- #GRAND THEFT AUTO 3 CHARACTERS FULL#
- #GRAND THEFT AUTO 3 CHARACTERS PC#
- #GRAND THEFT AUTO 3 CHARACTERS SERIES#
#GRAND THEFT AUTO 3 CHARACTERS FULL#
A whole city was laid out in full 3D, with dozens of missions scattered across numerous locations, with your (deliberately) silent, unnamed protagonist hired to work for different factions, sometimes getting in over his head in the process.
#GRAND THEFT AUTO 3 CHARACTERS PC#
Playing Grand Theft Auto 3 (***½) in 2001 (or 2002 for PC gamers) was a major revelation.
#GRAND THEFT AUTO 3 CHARACTERS SERIES#
Sony saw an upsurge in interest in the PS2 following GTA3's release and quickly signed Rockstar to an exclusivity contract so future games in the series would be exclusives for an extended period on the platform. However, reviews were almost uniformly ecstatic and sales soon picked up quite radically. Whilst the first two games had sold satisfactorily, it was still a somewhat lesser-known franchise, especially in the USA, and it was also made under a tight budget with a limited marketing spend. Grand Theft Auto III arrived in October 2001 to surprisingly little pre-release hype. The moving away from the 'real' world towards an SF one seems to have led to a lack of player interest, so DMA (then in the process of being absorbed into Rockstar Games) decided not to pursue that approach in the future.Īn obvious move for the franchise was into full 3D, and with the arrival of more powerful PlayStation 2 console and a new generation of PCs equipped with more capable 3D rendering cards, this was now pursued for the third game in the series. GTA2 took the action into a slightly more cyberpunk-esque futuristic world where the player had to appease various gangs and factions. It also spawned an expansion, GTA: London 1969 and a sequel, GTA2, released in 1999 to a somewhat muted reaction. Grand Theft Auto went on to become a decent success, shifting hundreds of thousands of copies on PC and the original PlayStation. The game was played through a top-down, overhead interface and was noted for its freedom, with the player able to pursue missions, do some random jobs about town or just drive around if they felt like it. At key points in the story the player would have to skip town to another city and begin all over again.

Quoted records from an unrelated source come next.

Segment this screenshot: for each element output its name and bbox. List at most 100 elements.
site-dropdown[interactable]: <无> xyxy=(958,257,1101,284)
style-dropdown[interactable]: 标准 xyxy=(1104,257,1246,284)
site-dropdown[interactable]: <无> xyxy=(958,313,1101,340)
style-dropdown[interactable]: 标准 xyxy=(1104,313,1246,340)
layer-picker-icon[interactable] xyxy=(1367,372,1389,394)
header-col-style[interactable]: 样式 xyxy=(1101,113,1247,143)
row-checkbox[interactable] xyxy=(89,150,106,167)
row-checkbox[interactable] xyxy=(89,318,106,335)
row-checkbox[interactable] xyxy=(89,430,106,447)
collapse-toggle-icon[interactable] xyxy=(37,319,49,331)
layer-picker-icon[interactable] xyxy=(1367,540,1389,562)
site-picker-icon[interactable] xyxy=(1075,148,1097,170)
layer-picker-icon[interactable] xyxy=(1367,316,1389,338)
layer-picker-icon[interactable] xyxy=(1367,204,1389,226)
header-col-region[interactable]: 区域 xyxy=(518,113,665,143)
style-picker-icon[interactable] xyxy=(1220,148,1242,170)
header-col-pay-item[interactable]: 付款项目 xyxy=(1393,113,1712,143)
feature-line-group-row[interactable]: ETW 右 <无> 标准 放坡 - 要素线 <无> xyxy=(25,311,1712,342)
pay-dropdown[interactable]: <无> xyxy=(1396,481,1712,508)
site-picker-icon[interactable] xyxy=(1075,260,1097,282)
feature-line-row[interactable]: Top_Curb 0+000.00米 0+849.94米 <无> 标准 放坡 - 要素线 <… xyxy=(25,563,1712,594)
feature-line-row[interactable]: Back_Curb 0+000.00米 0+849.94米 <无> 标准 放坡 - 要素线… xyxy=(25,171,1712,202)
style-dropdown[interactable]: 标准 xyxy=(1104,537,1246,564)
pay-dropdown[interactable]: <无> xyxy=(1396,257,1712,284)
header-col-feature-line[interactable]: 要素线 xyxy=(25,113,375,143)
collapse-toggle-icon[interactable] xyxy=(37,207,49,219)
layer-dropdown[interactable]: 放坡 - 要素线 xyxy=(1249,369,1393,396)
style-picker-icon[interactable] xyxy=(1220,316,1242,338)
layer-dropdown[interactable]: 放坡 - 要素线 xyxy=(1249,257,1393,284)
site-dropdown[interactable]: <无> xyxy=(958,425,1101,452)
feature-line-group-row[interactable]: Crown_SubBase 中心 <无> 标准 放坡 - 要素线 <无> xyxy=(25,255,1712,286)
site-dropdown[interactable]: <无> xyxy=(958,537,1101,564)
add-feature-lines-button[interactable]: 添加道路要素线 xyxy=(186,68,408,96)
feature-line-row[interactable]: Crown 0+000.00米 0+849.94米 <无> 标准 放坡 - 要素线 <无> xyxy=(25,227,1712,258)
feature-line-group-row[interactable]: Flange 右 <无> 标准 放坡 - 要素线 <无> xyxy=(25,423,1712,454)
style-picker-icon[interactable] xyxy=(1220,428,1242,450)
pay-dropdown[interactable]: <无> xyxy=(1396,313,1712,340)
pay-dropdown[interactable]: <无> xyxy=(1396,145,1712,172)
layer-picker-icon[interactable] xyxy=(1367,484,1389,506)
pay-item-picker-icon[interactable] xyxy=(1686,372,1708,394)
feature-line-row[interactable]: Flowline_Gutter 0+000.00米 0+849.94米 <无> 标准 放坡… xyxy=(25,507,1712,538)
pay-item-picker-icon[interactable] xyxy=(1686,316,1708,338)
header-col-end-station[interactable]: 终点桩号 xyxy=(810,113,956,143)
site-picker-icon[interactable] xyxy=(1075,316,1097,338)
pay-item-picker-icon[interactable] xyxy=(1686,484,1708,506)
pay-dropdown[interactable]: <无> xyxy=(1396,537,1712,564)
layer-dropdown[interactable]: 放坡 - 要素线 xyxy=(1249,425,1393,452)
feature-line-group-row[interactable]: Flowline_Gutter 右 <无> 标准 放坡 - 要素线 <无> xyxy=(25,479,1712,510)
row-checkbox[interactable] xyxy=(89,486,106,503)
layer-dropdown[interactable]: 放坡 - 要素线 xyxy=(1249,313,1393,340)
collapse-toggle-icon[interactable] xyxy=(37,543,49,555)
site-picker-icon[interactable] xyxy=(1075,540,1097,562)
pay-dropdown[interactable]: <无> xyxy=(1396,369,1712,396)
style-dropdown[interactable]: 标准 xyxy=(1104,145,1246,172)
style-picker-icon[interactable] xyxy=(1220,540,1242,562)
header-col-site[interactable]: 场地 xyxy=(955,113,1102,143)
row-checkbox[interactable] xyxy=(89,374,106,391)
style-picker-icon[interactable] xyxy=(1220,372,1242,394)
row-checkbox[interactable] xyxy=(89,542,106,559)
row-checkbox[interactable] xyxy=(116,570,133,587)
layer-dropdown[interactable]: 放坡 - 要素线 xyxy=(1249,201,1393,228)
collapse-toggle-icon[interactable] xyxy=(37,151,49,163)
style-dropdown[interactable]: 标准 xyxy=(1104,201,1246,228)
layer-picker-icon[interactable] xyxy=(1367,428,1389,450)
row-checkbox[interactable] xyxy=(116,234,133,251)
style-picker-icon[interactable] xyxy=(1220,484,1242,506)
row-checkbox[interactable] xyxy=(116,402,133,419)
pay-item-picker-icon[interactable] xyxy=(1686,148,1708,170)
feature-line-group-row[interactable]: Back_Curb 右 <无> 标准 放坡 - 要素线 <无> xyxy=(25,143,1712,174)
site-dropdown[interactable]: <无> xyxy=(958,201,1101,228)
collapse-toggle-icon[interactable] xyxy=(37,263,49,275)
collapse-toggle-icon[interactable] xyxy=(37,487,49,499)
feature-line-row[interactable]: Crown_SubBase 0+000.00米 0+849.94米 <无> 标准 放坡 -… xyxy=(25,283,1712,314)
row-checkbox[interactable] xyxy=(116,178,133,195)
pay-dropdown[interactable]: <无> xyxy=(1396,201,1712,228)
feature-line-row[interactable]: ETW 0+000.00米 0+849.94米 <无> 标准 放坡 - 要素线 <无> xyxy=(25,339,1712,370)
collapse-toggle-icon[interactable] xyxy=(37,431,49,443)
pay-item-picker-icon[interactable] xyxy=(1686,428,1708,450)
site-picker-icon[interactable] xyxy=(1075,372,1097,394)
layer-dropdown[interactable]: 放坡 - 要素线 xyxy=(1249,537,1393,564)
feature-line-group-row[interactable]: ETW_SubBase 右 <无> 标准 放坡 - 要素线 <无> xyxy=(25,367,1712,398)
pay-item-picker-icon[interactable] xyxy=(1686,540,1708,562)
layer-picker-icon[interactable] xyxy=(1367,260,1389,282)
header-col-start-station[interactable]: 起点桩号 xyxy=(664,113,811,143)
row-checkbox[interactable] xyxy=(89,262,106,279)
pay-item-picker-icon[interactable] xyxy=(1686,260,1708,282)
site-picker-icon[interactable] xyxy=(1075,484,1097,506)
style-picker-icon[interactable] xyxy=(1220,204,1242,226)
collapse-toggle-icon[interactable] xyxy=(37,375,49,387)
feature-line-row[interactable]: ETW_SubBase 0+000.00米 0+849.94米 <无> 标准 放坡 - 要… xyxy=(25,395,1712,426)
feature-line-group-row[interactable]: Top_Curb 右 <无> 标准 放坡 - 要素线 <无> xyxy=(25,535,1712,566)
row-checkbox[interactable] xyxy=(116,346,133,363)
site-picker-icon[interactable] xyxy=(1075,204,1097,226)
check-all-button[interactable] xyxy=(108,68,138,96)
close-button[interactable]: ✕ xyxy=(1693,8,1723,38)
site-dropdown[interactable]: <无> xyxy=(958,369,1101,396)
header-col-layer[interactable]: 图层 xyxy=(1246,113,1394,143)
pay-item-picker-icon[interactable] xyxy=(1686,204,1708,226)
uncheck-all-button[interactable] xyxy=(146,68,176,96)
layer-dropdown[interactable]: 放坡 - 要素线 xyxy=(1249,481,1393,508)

The game saw the player taking on the role of a criminal who could drive any vehicle in a large city (there were three cities included in the game, named Liberty City, Vice City and San Andreas, based on New York, Miami and San Francisco respectively) and carried out criminal missions for various bosses. Back in 1997, Scottish-based developers DMA Design (best known at that point for the enormously successful Lemmings series of puzzle games) released a game called Grand Theft Auto, which likely would have not attracted more than minor attention until The Daily Mail (Britain's dominant right-wing semi-tabloid) posted a hysterical article on the game's corrupting influences on children, as per usual ignoring the game's '18' rating.